D’ailleurs, la méfiance envers l’OEA ne date pas d’hier. Dès les années 1960, Fidel Castro avait qualifié l’organisation de « ministère des colonies américaines », soulignant ironiquement que son siège est situé plus près de la Maison-Blanche que ne l’est le Congrès des États-Unis lui-même. Une formule qui reflète un sentiment largement partagé dans plusieurs pays de la région : l’OEA est souvent perçue comme un instrument de la diplomatie américaine plutôt qu’une organisation véritablement multilatérale. Que l’on adhère ou non à cette critique, elle fait partie intégrante de l’histoire politique de l’hémisphère et devrait être connue de tout responsable haïtien engagé dans la conduite de la transition. Ignorer ces éléments, c’est s’exposer à répéter les erreurs des pays voisins, au détriment de la souveraineté et des intérêts nationaux.

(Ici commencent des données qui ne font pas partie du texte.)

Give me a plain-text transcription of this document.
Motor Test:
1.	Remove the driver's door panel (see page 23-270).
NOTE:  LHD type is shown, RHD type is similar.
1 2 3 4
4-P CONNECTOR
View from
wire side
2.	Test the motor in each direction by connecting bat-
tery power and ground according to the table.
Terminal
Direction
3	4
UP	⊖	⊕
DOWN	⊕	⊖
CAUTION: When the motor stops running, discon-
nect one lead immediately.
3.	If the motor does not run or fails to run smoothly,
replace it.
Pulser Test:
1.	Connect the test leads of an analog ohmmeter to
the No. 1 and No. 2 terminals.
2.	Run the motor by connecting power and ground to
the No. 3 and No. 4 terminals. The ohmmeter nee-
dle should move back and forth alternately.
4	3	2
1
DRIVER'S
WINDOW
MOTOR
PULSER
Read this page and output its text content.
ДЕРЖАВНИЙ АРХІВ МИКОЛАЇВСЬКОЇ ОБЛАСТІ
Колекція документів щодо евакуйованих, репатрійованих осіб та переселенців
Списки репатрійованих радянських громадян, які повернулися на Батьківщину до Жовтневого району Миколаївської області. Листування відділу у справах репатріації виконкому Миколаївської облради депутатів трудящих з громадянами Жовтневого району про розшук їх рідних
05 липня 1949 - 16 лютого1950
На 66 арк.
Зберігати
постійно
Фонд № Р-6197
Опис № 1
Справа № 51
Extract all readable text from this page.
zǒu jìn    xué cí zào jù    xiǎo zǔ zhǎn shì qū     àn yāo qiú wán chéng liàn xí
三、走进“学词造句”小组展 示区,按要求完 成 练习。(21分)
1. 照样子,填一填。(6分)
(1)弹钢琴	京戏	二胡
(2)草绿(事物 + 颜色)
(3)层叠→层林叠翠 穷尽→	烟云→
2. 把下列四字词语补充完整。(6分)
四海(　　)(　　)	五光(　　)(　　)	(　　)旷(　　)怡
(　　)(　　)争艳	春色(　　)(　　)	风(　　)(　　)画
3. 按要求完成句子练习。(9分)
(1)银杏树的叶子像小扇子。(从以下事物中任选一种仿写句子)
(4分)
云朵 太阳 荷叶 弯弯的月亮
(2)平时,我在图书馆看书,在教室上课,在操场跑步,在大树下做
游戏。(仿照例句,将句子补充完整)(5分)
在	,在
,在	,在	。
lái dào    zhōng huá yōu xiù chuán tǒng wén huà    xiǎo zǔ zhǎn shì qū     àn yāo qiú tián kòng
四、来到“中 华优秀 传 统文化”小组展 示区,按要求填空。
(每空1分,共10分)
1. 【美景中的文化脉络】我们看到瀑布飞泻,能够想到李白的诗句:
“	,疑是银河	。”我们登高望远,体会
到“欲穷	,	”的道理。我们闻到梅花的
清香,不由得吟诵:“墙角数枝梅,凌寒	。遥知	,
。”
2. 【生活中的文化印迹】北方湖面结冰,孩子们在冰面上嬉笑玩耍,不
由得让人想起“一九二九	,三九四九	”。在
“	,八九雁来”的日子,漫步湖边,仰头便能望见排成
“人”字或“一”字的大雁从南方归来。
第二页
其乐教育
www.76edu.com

Haïti n’a plus le luxe de l’ignorance

Car c’est bien là le cœur du problème. En recevant un émissaire étranger dont la présence divise, sans connaître – ou sans reconnaître – les controverses qu’il porte derrière lui, les membres du Conseil présidentiel exposent Haïti à un risque stratégique majeur. Ils se retrouvent face à un interlocuteur qui maîtrise parfaitement les dynamiques de pouvoir international, alors qu’eux-mêmes semblent ignorer des éléments essentiels du dossier haïtien. Ce déséquilibre d’information fragilise la position du pays et ouvre la porte à des pressions, influences ou orientations qui pourraient aller à l’encontre de l’intérêt national.

L’Haïti d’aujourd’hui n’a plus le luxe de l’ignorance. Chaque décision compte. Chaque rencontre engage. Chaque omission peut coûter cher – politiquement, économiquement, et en termes de souveraineté. Qu’un émissaire international à la réputation controversée puisse être reçu sans que toutes les informations pertinentes soient connues, discutées et pesées, en dit long sur la manière dont le pays est gouverné. Et si cela ne change pas, alors la transition risque de n’être qu’une répétition des erreurs passées.

*L’auteur est professeur de science politique et spécialiste des relations internationales et des questions chinoises à l’École des hautes études publiques de l’Université de Moncton.